Spatiotemporal patterns of urban forest carbon sequestration capacity: Implications for urban CO2 emission mitigation during China's rapid urbanization

Abstract

Urban forests provide ecological functions and human well-being. However, spatiotemporal changes in urban forest carbon sequestration (CS) under rapid urbanization remain poorly understood. We established a model to predict the annual CS dynamics in urban forests based on plot-measured CS and Landsat images. Our results showed that the urban forest coverage in Changchun increased from 18.09 % to 24.01 % between 2000 and 2019, especially in the urban suburbs. However, urban forest patches became more fragmented and less connected, particularly in the urban center.
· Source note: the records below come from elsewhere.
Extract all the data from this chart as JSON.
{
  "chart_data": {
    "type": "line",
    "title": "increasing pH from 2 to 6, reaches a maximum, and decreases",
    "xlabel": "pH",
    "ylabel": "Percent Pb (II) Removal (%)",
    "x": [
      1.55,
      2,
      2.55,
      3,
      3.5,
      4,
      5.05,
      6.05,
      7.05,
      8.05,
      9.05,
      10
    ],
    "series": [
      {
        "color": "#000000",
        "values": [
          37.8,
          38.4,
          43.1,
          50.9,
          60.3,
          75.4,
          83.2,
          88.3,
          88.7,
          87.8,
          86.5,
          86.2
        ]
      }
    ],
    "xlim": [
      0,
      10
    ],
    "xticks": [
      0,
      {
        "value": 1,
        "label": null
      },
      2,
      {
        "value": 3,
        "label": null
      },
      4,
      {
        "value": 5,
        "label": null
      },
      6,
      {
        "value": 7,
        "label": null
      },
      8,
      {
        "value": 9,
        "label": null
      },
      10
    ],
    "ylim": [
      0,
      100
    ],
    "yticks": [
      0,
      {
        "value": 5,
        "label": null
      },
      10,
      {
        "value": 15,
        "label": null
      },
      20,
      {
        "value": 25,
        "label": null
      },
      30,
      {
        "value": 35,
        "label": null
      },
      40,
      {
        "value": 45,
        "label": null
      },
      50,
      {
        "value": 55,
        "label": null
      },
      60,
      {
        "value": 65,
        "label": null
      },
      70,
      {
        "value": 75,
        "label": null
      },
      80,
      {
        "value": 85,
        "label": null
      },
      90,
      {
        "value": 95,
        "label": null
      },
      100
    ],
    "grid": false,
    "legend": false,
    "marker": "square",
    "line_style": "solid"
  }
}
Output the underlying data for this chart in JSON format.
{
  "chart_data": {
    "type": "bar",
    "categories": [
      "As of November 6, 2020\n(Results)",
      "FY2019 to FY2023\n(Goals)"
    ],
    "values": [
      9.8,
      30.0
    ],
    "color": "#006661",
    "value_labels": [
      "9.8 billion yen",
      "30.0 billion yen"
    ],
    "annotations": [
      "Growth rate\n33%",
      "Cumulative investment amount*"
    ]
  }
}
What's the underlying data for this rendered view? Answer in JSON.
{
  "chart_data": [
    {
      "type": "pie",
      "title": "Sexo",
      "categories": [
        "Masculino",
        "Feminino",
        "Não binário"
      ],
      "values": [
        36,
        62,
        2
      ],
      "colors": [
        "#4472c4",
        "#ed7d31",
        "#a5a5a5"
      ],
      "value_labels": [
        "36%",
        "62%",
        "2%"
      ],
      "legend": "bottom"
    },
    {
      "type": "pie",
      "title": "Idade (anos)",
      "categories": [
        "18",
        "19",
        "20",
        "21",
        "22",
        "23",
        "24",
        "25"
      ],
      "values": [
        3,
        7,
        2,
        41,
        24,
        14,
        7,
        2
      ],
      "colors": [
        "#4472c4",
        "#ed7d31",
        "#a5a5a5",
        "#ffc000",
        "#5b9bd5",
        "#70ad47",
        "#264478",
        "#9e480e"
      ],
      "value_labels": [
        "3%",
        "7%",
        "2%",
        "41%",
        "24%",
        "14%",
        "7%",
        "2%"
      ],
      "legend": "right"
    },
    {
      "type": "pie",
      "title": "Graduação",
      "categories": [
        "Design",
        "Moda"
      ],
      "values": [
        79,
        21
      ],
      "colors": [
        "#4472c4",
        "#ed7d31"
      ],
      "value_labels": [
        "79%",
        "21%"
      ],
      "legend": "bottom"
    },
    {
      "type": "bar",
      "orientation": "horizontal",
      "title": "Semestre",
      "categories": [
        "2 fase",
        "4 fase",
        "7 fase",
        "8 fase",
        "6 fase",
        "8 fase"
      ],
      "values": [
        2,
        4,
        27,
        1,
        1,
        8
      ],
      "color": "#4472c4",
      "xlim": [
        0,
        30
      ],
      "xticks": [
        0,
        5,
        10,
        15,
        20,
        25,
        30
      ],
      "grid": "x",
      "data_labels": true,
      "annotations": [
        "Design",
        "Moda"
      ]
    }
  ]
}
The NDVI is better than other vegetation indices for mapping urban forest CS. We observed a gradual increase in urban forest CS capacity from 2000 to 2019, with higher CS capacity found in urban suburbs compared to urban centers. The class distribution of urban forest CS capacity was skewed toward low values (0–2 g·m−2·d−1), but this tendency diminished gradually. In 2000, the urban forest in Changchun offset approximately 2.11 % of carbon emissions but declined to 0.88 % by 2019 due to increased carbon emissions. Rapid urbanization was the main factor affecting CS, with impervious surface area accounting for 48.7 % of the variation. Urban landscape pattern indices also influenced the CS, with higher forest patch connectivity and lower patch density leading to greater CS capacity. Our study helps urban managers develop urban greening strategies for carbon neutrality and low-carbon city.